Mehrere Frauen erheben neue Vorwürfe gegen Rammstein-Frontmann Lindemann. Gegenüber NDR und SZ beschreiben sie, wie junge Frauen offenbar gezielt für Sex mit ihm rekrutiert werden. Zwei Frauen berichten zudem von mutmaßlichen sexuellen Handlungen, denen sie nicht zugestimmt hätten.

So beginnt die Tagesschau (NDR) einen Bericht am 2. Juni 2023. Die Recherchen von NDR und Süddeutscher Zeitung werden breit kolportiert. Einige lose Anmerkungen zur Verdachtsberichterstattung über Till Lindemann und Reaktionen darauf.

1. Wir können uns alles Bohei um nicht-identifizierende Berichterstattung und die juristische Hoheit von Gerichten klemmen, wenn Investigativ-Journalisten einseitige Erzählungen wie Reportagen nachplappern:

Es ist ein Spätnachmittag im Februar 2020, das Konzert ist noch nicht einmal gestartet, als Till Lindemann im Backstage einer Konzerthalle durch die Tür schaut und mit dem Finger eine “Komm her”-Bewegung macht.

Oder:

Beide Frauen, sowohl Cynthia A. als auch Kaya R., sind nach ihren Erlebnissen […]

Da gibt es keinerlei Distanz der Reporter, sie setzen einzelne Aussagen als Wahrheit.

2. Die Autoren Daniel Drepper (Vorsitzender Netzwerk Recherche e.V.), Sebastian Pittelkow und Isabel Schneider schreiben:

Damals ist Cynthia A. nicht zur Polizei gegangen, hat aber Freundinnen und Freunden davon erzählt. Mehrere von ihnen haben dies an Eides statt gegenüber NDR und SZ im Detail bestätigt.

In den Worten der Nachplapperer heißt es dann:

Die Frauen haben gegenüber NDR und „Süddeutsche Zeitung“ eidesstattliche Versicherungen abgegeben, bleiben auf eigenen Wunsch anonym. (Bild)

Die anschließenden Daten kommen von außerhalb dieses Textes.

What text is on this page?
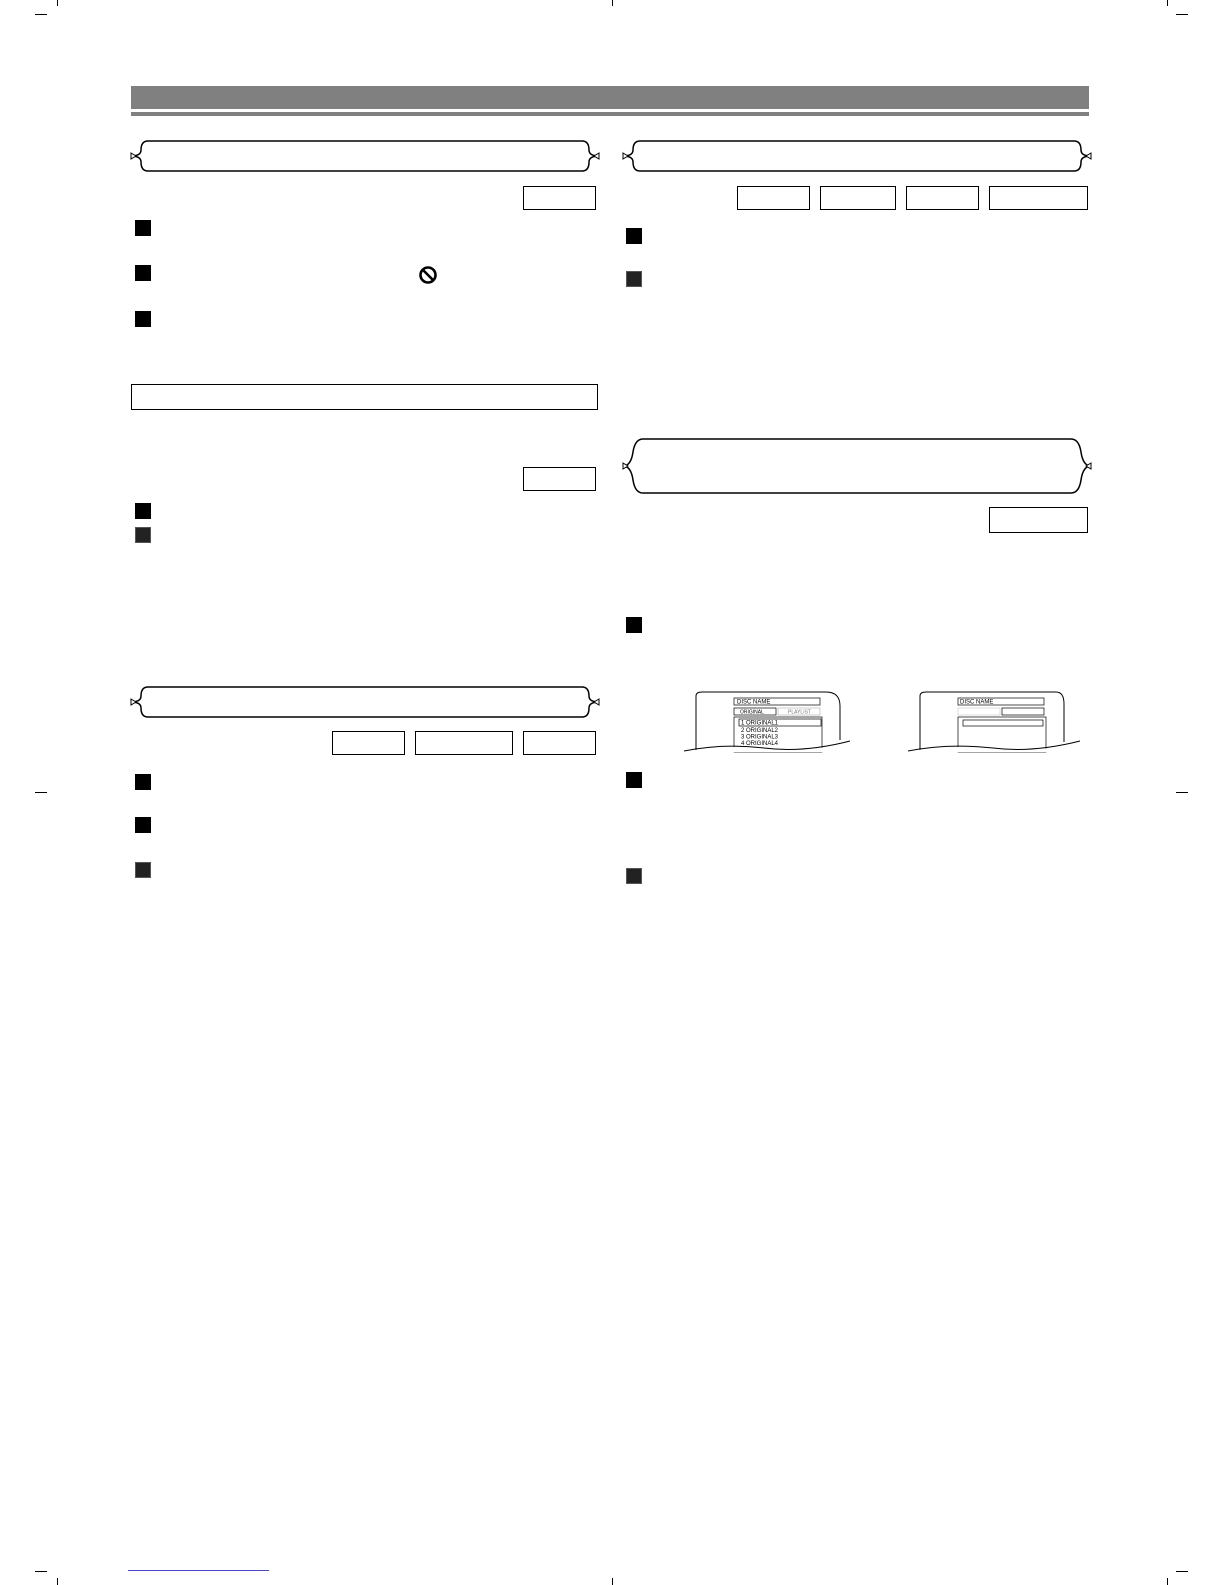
DISC NAME
ORIGINAL	PLAYLIST
1 ORIGINAL1
2 ORIGINAL2
3 ORIGINAL3
4 ORIGINAL4
DISC NAME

Es gibt aber keine Versicherung an Eides statt gegenüber Journalisten. Es klingt wichtig, ist aber nicht mehr als das “große Indiander-Ehrenwort”. Eidesstattliche Versicherungen können nur gegenüber einer dazu berechtigten Behörde abgegeben werden (§ 156 StGB). Entsprechende Erklärungen gegenüber Anwälten, Notaren, Redakteuren sind nicht mehr als die Behauptung, dass stimme, was jemand sagt.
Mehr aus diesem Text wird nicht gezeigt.